Bog Post 12 September 14, 2024 “Lost”
Lost. Actually, really lost. Not catastrophically lost. Not panicky lost. But lost.
I left early this a.m. for the first run in 3 days. We’ve been taking long walks and logging fifteen – twenty thousand steps a day, so I haven’t been totally sedentary, but I haven’t officially been running. And let me quantify—my version of ‘running’ is technically half walking, half running. That seems to be the best blend for me to up my heart rate and yet preserve my joints. So I’m not being all braggy about running, ok? In fact, my sister-in-law calls it ‘granny jogging.’ How’s that for a confidence booster?
In any case, this is what I know about myself--if I don’t exercise, a bunch of things happen. I get crabby. My body starts to hurt. And I feel like I’m being disrespectful to God because my body is a gift and I want to use this gift in the best possible way for the work God wants me to do, whether that’s in Johnstown, NY or Edinburgh, Scotland where we are right now. So this morning, I really had to run.
The problem is that I have the directional sense of a broken compass. I headed out thinking: “Just take right turns all the way” because then all I had to do to get back was take all left turns, right? But it was the dreaded roundabouts that confused me. Every quarter of a mile or so, there’s another roundabout in this country, and it did my head in, as Alistair would say. I did fine going out, and even found a really neat bike path at one point to granny-jog along.

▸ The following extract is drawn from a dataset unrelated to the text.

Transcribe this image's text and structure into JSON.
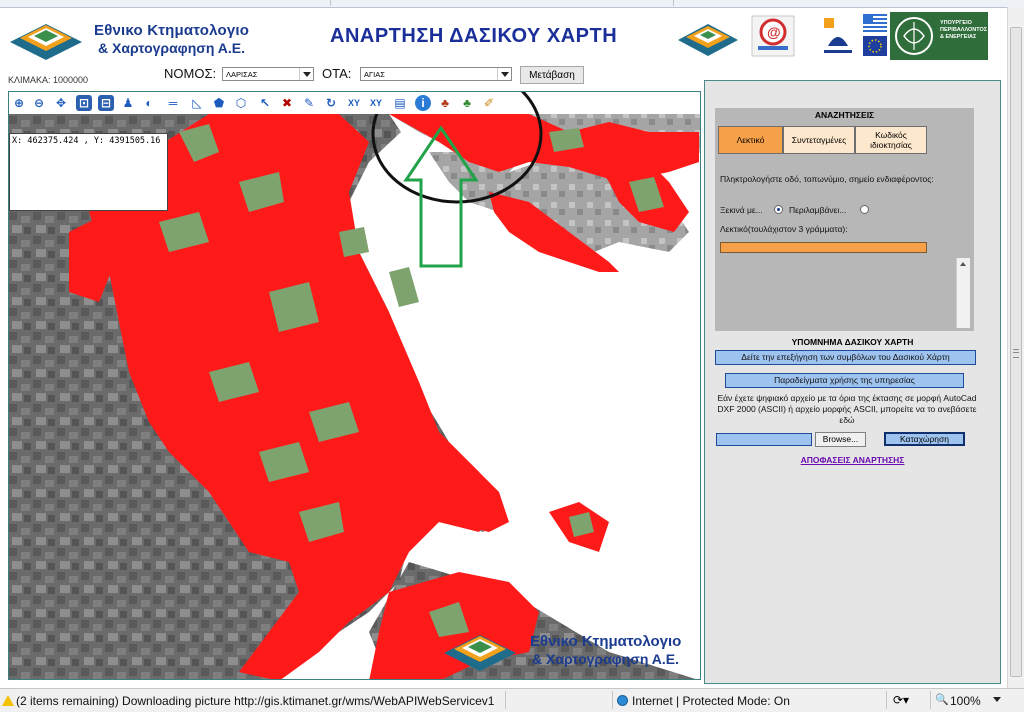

Coming back, however, the roundabouts with their 4 exits in 4 different directions confused me, and within minutes, I knew I was lost, lost, lost. I tried to use my google maps, but it was confusing me even more. So I called for help. I called Alistair. I’d been gone longer than usual and I wanted to be sure he knew where I was. In fact, I kind of wanted him to tell me where I was and how to get back to the hotel.
I wasn’t scared, but I know I would have been if I couldn’t get in touch with someone familiar. I wasn’t scared, but it would have been hard if the weather turned bad, as it does here quite often. Sunshine one minute and then pelting rain and wind the next. I wasn’t scared but I started to say some prayers anyhow because I trust God and believed that God would help me get back, that God could give me strength, and I hoped that Alistair would be instrumental in giving God a hand with some of that.

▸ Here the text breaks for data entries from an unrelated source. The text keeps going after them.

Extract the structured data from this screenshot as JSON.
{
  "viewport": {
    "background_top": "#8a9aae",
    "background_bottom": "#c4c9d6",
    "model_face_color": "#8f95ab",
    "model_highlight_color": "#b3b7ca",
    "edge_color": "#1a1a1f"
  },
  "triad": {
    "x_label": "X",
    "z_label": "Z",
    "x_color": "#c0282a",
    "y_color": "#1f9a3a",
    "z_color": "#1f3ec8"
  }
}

And that’s what happened. I called Alistair and tried to tell him where I was, but I kept mispronouncing the names of things—something as simple-looking as the Leyland Roundabout isn’t pronounced the way it’s spelled, so he couldn’t locate where I was, but eventually he found me and got me on the right track.

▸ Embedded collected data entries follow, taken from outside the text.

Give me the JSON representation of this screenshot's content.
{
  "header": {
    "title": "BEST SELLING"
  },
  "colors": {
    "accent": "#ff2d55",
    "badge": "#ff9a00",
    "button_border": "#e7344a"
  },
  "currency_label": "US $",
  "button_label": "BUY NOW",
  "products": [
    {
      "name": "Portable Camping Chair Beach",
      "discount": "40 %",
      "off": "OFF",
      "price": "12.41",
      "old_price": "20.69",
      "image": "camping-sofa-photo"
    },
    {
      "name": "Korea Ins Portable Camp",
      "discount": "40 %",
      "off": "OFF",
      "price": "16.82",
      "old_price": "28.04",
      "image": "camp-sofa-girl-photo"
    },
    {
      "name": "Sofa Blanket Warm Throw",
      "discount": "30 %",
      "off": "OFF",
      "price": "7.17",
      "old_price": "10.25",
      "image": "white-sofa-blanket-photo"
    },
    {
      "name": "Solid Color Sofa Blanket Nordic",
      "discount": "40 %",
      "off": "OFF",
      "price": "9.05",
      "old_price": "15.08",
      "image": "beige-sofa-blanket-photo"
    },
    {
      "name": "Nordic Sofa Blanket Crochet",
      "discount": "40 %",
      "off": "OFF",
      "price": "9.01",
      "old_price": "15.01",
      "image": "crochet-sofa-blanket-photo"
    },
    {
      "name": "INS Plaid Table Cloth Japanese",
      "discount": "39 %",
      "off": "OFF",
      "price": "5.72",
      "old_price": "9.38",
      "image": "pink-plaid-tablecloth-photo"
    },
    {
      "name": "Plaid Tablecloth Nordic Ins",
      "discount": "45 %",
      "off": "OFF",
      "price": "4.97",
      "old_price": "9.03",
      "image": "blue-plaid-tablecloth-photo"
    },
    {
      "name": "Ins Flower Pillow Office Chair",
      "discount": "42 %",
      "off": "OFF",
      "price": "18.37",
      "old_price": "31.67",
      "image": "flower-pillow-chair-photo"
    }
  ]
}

I love that phrase—he found me and got me on the right track. And not only that, but as I was walking up the last stretch to the Inn, who did I see walking towards me but Alistair, making sure that I was ok. He didn’t make me feel embarrassed or stupid. He wasn’t angry that I did something risky. He just wanted to help me get back. That is so grace-full.
Sabbatical feels a little bit like that too. While I may think I know where I am going, the purpose of this trip is broader than getting to the right destination. In fact, I think it’s the wander-ways, the detours and the side trips that can carry some of the greatest weight and create the best stories. What goes wrong? What is challenging? What tests my boundaries? Where do I feel lost and can I find my way back home or when do I need help?
Next week we begin the European portion of the trip and I am excited/nervous. I feel as though more things could go wrong in Italy and Greece. I’m nervous about the language difference. I still only know how to say “Un cappuccino et un cornetto, per favore!”—a cappuccino and a croissant, please!—in Italian. That’s not going to get me out of trouble or help me find my way home again. But I will be well fed!
Today I think I got lost just so I could remember how good it felt to get back to the right place, and to remind me to ask for help when I need it.
"What do you think? If a man has a hundred sheep, and one of them has gone astray, does he not leave the ninety-nine on the mountains and go in search of the one that went astray? And if he finds it, truly, I say to you, he rejoices over it more than over the ninety-nine that never went astray." Matthew 18:12
I know this bible verse seems almost too easy to pop in here, but in a country where the sheep regularly break through fences, get stuck in the middle of the road, or end up in ditches they can’t get out of, it works and I know I’m like that too. I can get lost so quickly, as I did today, but I know that help, hope and healing are only a prayer (or a phone call) away. Thank God. Literally.